In one run, when we generated the Chosenly report, we found 47 instances where ChatGPT mentioned Chosenly across all answers. Out of those, we found 23 instances where it specifically highlighted competitor tracking as a reason Chosenly should be recommended.
Out of the 100+ things the model could have said about Chosenly, it repeatedly chose to bring up competitor tracking. So we know LLMs probably believe AI search tools should be good at competitor tracking.
B. Query fan-out:
Query fan-out is one of the most reliable ways to see what the model is optimizing for before it answers. When a user types a seed keyword, the model does not just search that phrase.
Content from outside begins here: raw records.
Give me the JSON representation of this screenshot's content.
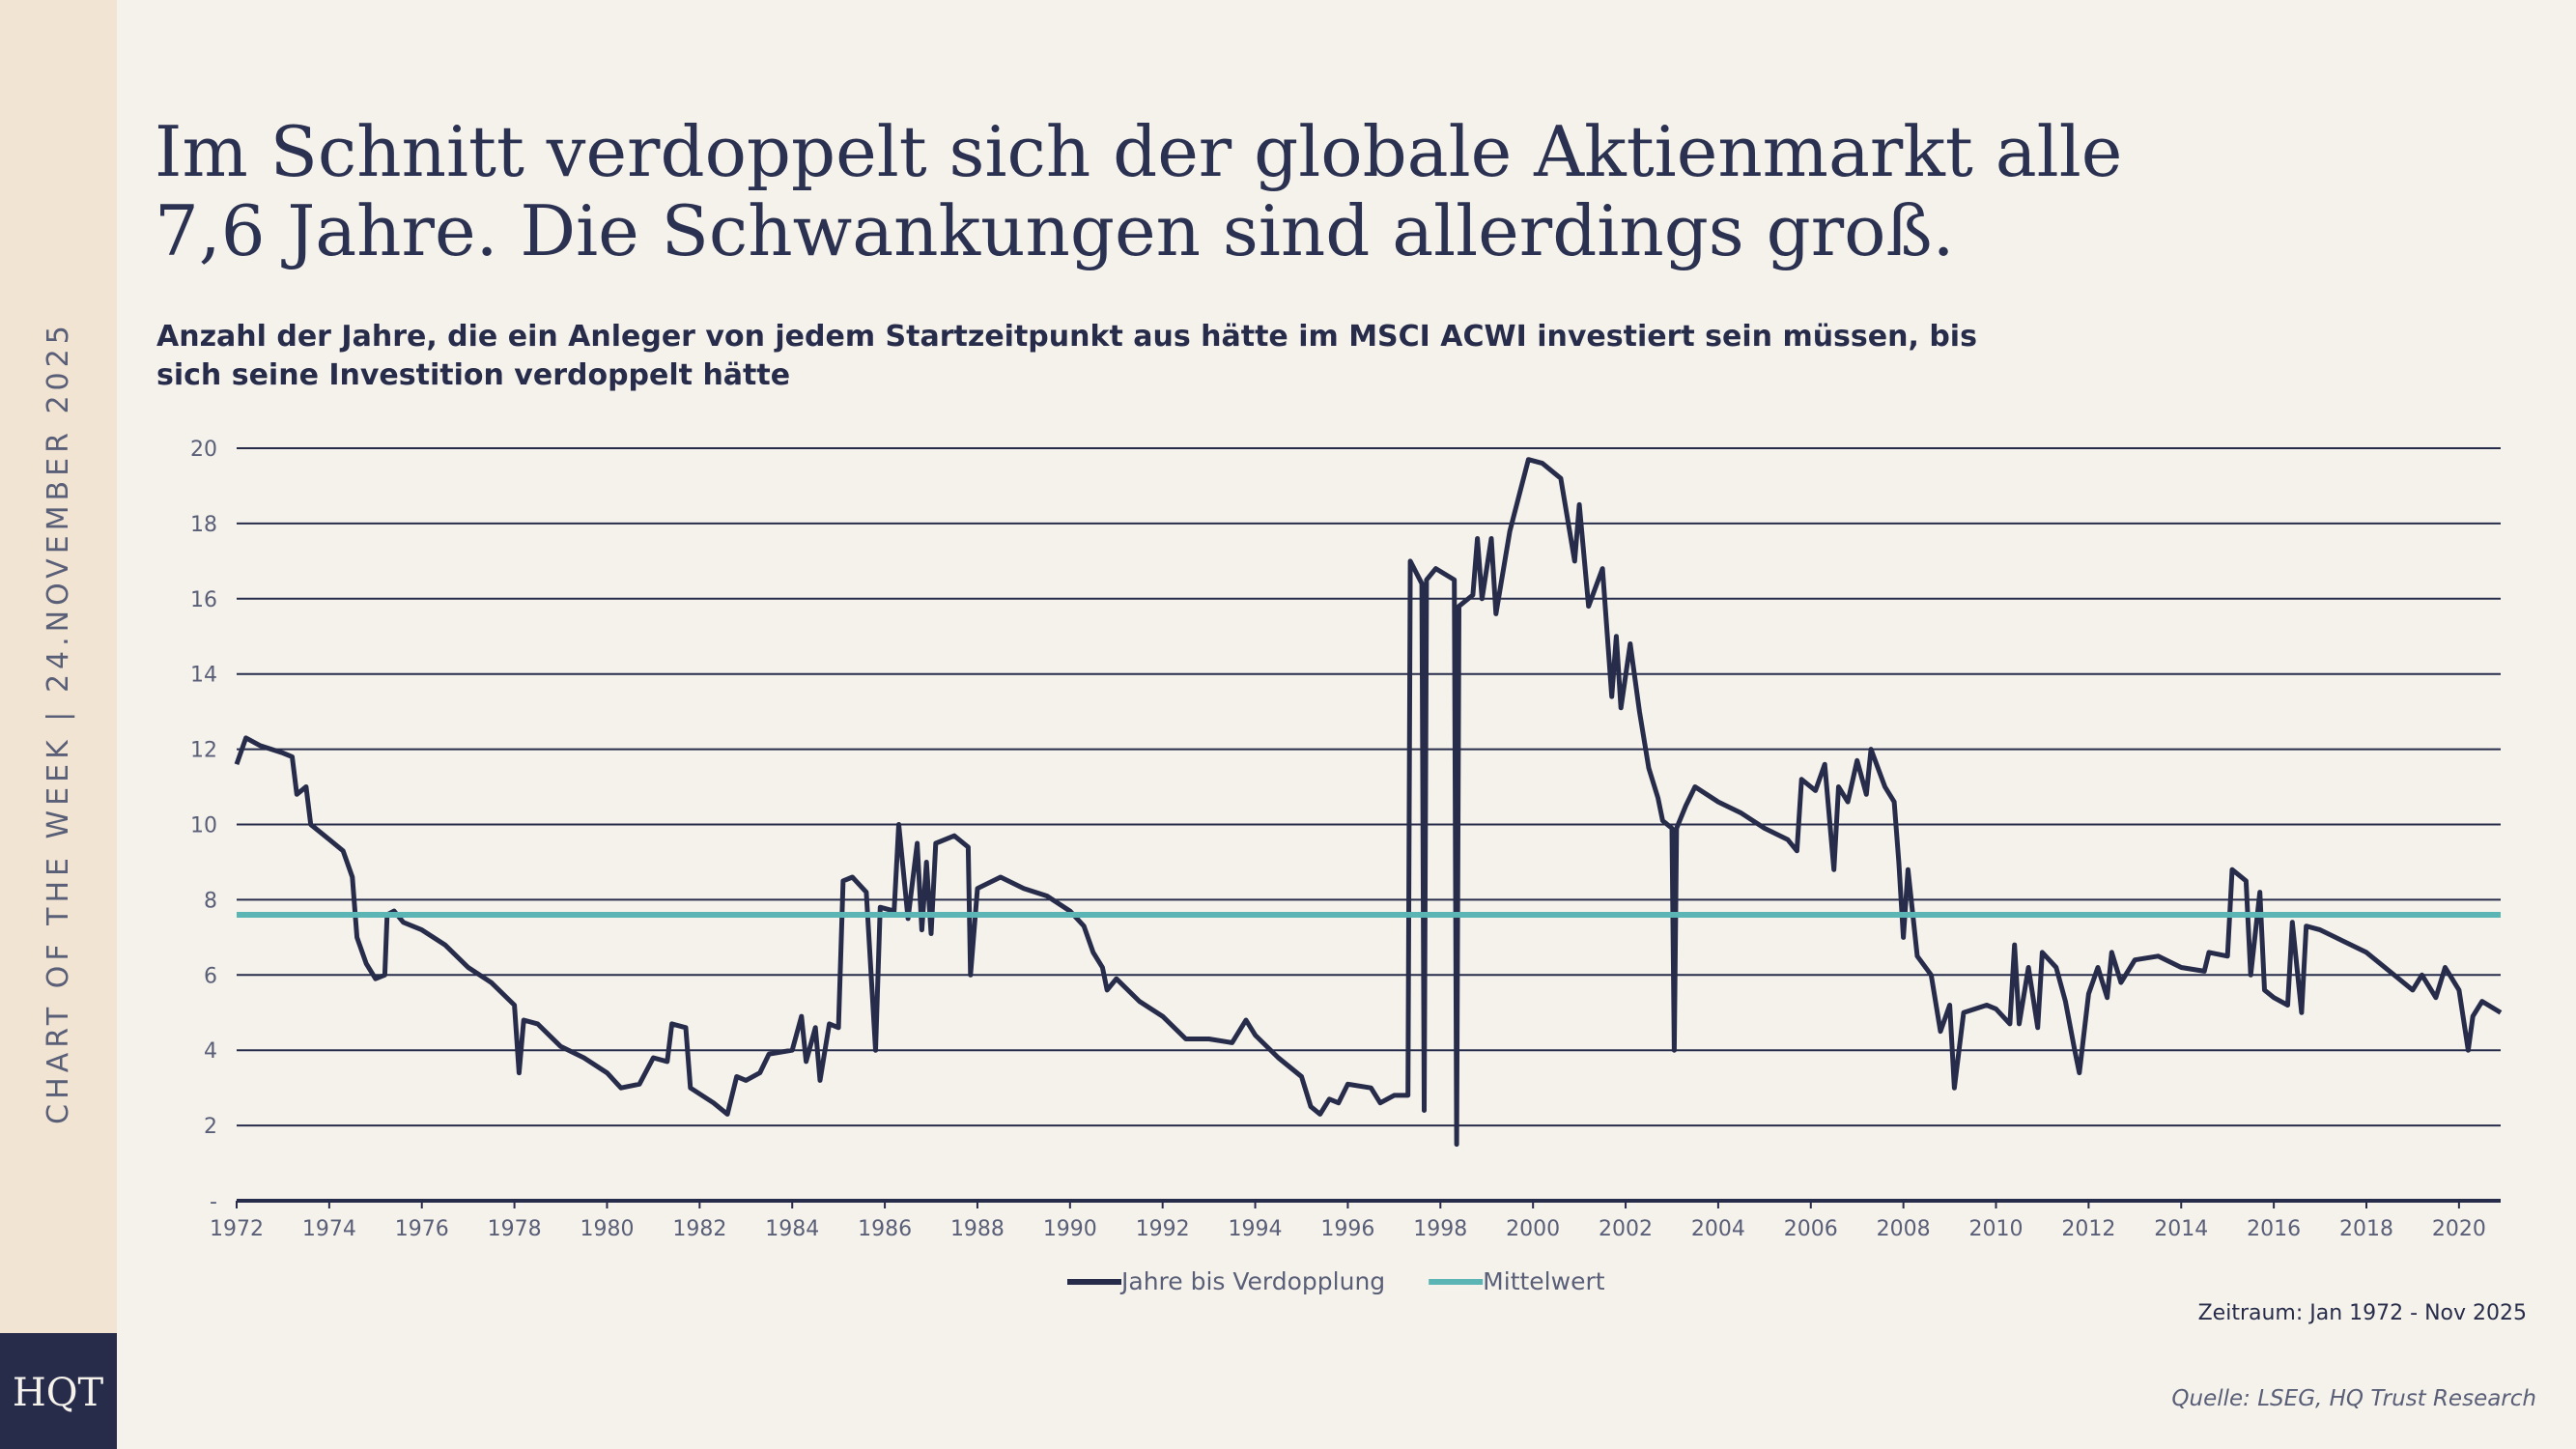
{
  "sidebar": "CHART OF THE WEEK | 24.NOVEMBER 2025",
  "logo": "HQT",
  "chart_data": {
    "type": "line",
    "title": "Im Schnitt verdoppelt sich der globale Aktienmarkt alle 7,6 Jahre. Die Schwankungen sind allerdings groß.",
    "subtitle": "Anzahl der Jahre, die ein Anleger von jedem Startzeitpunkt aus hätte im MSCI ACWI investiert sein müssen, bis sich seine Investition verdoppelt hätte",
    "note": "Zeitraum: Jan 1972 - Nov 2025",
    "source": "Quelle: LSEG, HQ Trust Research",
    "xlim": [
      1972,
      2020.9
    ],
    "xticks": [
      1972,
      1974,
      1976,
      1978,
      1980,
      1982,
      1984,
      1986,
      1988,
      1990,
      1992,
      1994,
      1996,
      1998,
      2000,
      2002,
      2004,
      2006,
      2008,
      2010,
      2012,
      2014,
      2016,
      2018,
      2020
    ],
    "ylim": [
      0,
      20
    ],
    "yticks": [
      {
        "value": 0,
        "label": "-"
      },
      2,
      4,
      6,
      8,
      10,
      12,
      14,
      16,
      18,
      20
    ],
    "grid": true,
    "legend": "bottom",
    "series": [
      {
        "name": "Jahre bis Verdopplung",
        "color": "#272c4a",
        "x": [
          1972.0,
          1972.2,
          1972.5,
          1973.0,
          1973.2,
          1973.3,
          1973.5,
          1973.6,
          1974.0,
          1974.3,
          1974.5,
          1974.6,
          1974.8,
          1975.0,
          1975.2,
          1975.25,
          1975.4,
          1975.6,
          1976.0,
          1976.5,
          1977.0,
          1977.5,
          1978.0,
          1978.1,
          1978.2,
          1978.5,
          1979.0,
          1979.5,
          1980.0,
          1980.3,
          1980.7,
          1981.0,
          1981.3,
          1981.4,
          1981.7,
          1981.8,
          1982.3,
          1982.6,
          1982.8,
          1983.0,
          1983.3,
          1983.5,
          1984.0,
          1984.2,
          1984.3,
          1984.5,
          1984.6,
          1984.8,
          1985.0,
          1985.1,
          1985.3,
          1985.6,
          1985.8,
          1985.9,
          1986.2,
          1986.3,
          1986.5,
          1986.7,
          1986.8,
          1986.9,
          1987.0,
          1987.1,
          1987.5,
          1987.8,
          1987.85,
          1988.0,
          1988.5,
          1989.0,
          1989.5,
          1990.0,
          1990.3,
          1990.5,
          1990.7,
          1990.8,
          1991.0,
          1991.5,
          1992.0,
          1992.5,
          1993.0,
          1993.5,
          1993.8,
          1994.0,
          1994.5,
          1995.0,
          1995.2,
          1995.4,
          1995.6,
          1995.8,
          1996.0,
          1996.5,
          1996.7,
          1997.0,
          1997.3,
          1997.35,
          1997.6,
          1997.65,
          1997.7,
          1997.9,
          1998.3,
          1998.35,
          1998.4,
          1998.7,
          1998.8,
          1998.9,
          1999.1,
          1999.2,
          1999.5,
          1999.9,
          2000.2,
          2000.6,
          2000.9,
          2001.0,
          2001.2,
          2001.5,
          2001.7,
          2001.8,
          2001.9,
          2002.1,
          2002.3,
          2002.5,
          2002.7,
          2002.8,
          2003.0,
          2003.05,
          2003.1,
          2003.3,
          2003.5,
          2004.0,
          2004.5,
          2005.0,
          2005.5,
          2005.7,
          2005.8,
          2006.1,
          2006.3,
          2006.5,
          2006.6,
          2006.8,
          2007.0,
          2007.2,
          2007.3,
          2007.6,
          2007.8,
          2007.9,
          2008.0,
          2008.1,
          2008.3,
          2008.6,
          2008.8,
          2009.0,
          2009.1,
          2009.3,
          2009.8,
          2010.0,
          2010.3,
          2010.4,
          2010.5,
          2010.7,
          2010.9,
          2011.0,
          2011.3,
          2011.5,
          2011.7,
          2011.8,
          2012.0,
          2012.2,
          2012.4,
          2012.5,
          2012.7,
          2013.0,
          2013.5,
          2014.0,
          2014.5,
          2014.6,
          2015.0,
          2015.1,
          2015.4,
          2015.5,
          2015.7,
          2015.8,
          2016.0,
          2016.3,
          2016.4,
          2016.6,
          2016.7,
          2017.0,
          2017.5,
          2018.0,
          2018.5,
          2019.0,
          2019.2,
          2019.5,
          2019.7,
          2020.0,
          2020.2,
          2020.3,
          2020.5,
          2020.9
        ],
        "values": [
          11.6,
          12.3,
          12.1,
          11.9,
          11.8,
          10.8,
          11.0,
          10.0,
          9.6,
          9.3,
          8.6,
          7.0,
          6.3,
          5.9,
          6.0,
          7.6,
          7.7,
          7.4,
          7.2,
          6.8,
          6.2,
          5.8,
          5.2,
          3.4,
          4.8,
          4.7,
          4.1,
          3.8,
          3.4,
          3.0,
          3.1,
          3.8,
          3.7,
          4.7,
          4.6,
          3.0,
          2.6,
          2.3,
          3.3,
          3.2,
          3.4,
          3.9,
          4.0,
          4.9,
          3.7,
          4.6,
          3.2,
          4.7,
          4.6,
          8.5,
          8.6,
          8.2,
          4.0,
          7.8,
          7.7,
          10.0,
          7.5,
          9.5,
          7.2,
          9.0,
          7.1,
          9.5,
          9.7,
          9.4,
          6.0,
          8.3,
          8.6,
          8.3,
          8.1,
          7.7,
          7.3,
          6.6,
          6.2,
          5.6,
          5.9,
          5.3,
          4.9,
          4.3,
          4.3,
          4.2,
          4.8,
          4.4,
          3.8,
          3.3,
          2.5,
          2.3,
          2.7,
          2.6,
          3.1,
          3.0,
          2.6,
          2.8,
          2.8,
          17.0,
          16.4,
          2.4,
          16.5,
          16.8,
          16.5,
          1.5,
          15.8,
          16.1,
          17.6,
          16.0,
          17.6,
          15.6,
          17.8,
          19.7,
          19.6,
          19.2,
          17.0,
          18.5,
          15.8,
          16.8,
          13.4,
          15.0,
          13.1,
          14.8,
          13.0,
          11.5,
          10.7,
          10.1,
          9.9,
          4.0,
          9.9,
          10.5,
          11.0,
          10.6,
          10.3,
          9.9,
          9.6,
          9.3,
          11.2,
          10.9,
          11.6,
          8.8,
          11.0,
          10.6,
          11.7,
          10.8,
          12.0,
          11.0,
          10.6,
          9.0,
          7.0,
          8.8,
          6.5,
          6.0,
          4.5,
          5.2,
          3.0,
          5.0,
          5.2,
          5.1,
          4.7,
          6.8,
          4.7,
          6.2,
          4.6,
          6.6,
          6.2,
          5.3,
          4.0,
          3.4,
          5.5,
          6.2,
          5.4,
          6.6,
          5.8,
          6.4,
          6.5,
          6.2,
          6.1,
          6.6,
          6.5,
          8.8,
          8.5,
          6.0,
          8.2,
          5.6,
          5.4,
          5.2,
          7.4,
          5.0,
          7.3,
          7.2,
          6.9,
          6.6,
          6.1,
          5.6,
          6.0,
          5.4,
          6.2,
          5.6,
          4.0,
          4.9,
          5.3,
          5.0
        ]
      },
      {
        "name": "Mittelwert",
        "color": "#5bb5b4",
        "x": [
          1972,
          2020.9
        ],
        "values": [
          7.6,
          7.6
        ]
      }
    ]
  }
}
It expands it into a cluster of nearby searches that add evaluation layers on top of the same intent.

Fan-out tends to reveal three things:
- The criteria the model is using to choose (it starts showing criteria like pricing, integrations, and “alternatives” language).
- The feature-level checks it believes matter (it gets more specific than generic criteria and starts validating expected capabilities).
- The shortlist it is already comparing against (it starts inserting competitor names into the searches, which means it has formed a comparison set before it reads your page).
Here’s my post that explains how to use Query fan-out in detail.
C. Sales call recordings:You can add your sales recordings into Chosenly to know what criteria your audience uses to evaluate vendors in your space and Chosenly will start tracking these as well.
Taking action with Chosenly
With all of this data, Chosenly is the only AI search tool that I know of can help you do all of this:
- Create a content strategy: Prioritise topics, recommend actions (create/refresh/repurpose).
- Support content creation: Create brand guidelines, collect unique insights from your SMEs, and create drafts for this content.
- Create a mentions strategy: Which citations to prioritise(based on # answers influenced, est. traffic), who in the team to reach out to, and what’s their email + LinkedIn contact info.
- Negotiate placements: Reaches out and negotiates placements on your behalf. Only asks you for approvals from time to time.
- Find relevant Reddit threads: Grouped by the info needed to take action on each type of thread.
- Help draft Reddit comments: From your own company information so it doesn’t misrepresent you, and respect the Reddit culture so you don’t get banned.
- Win/loss analysis on AI positioning: Collects criteria to prioritise for, shows where you’re strong/weak, gives reasons so we can act on it.
- Surface why LLMs lie about you: Finds statements that may influence a sale, if they're misrepresenting you, shows you why LLMs say that.
Wrapping up
Rand is absolutely right. AI answers are inconsistent, rankings are unstable, and prompt variation makes the noise worse. While this doesn’t make AI search tools useless, it makes most of them extremely unreliable because they try to measure AI like SEO.
AI visibility is measurable and Chosenly is built for that. We care more about data reliability than fancy visualizations.
But if you ask me if this same approach works for B2C? I don’t know. I don’t care. Chosenly works for B2B. And in B2B, this approach is the only one that actually holds up.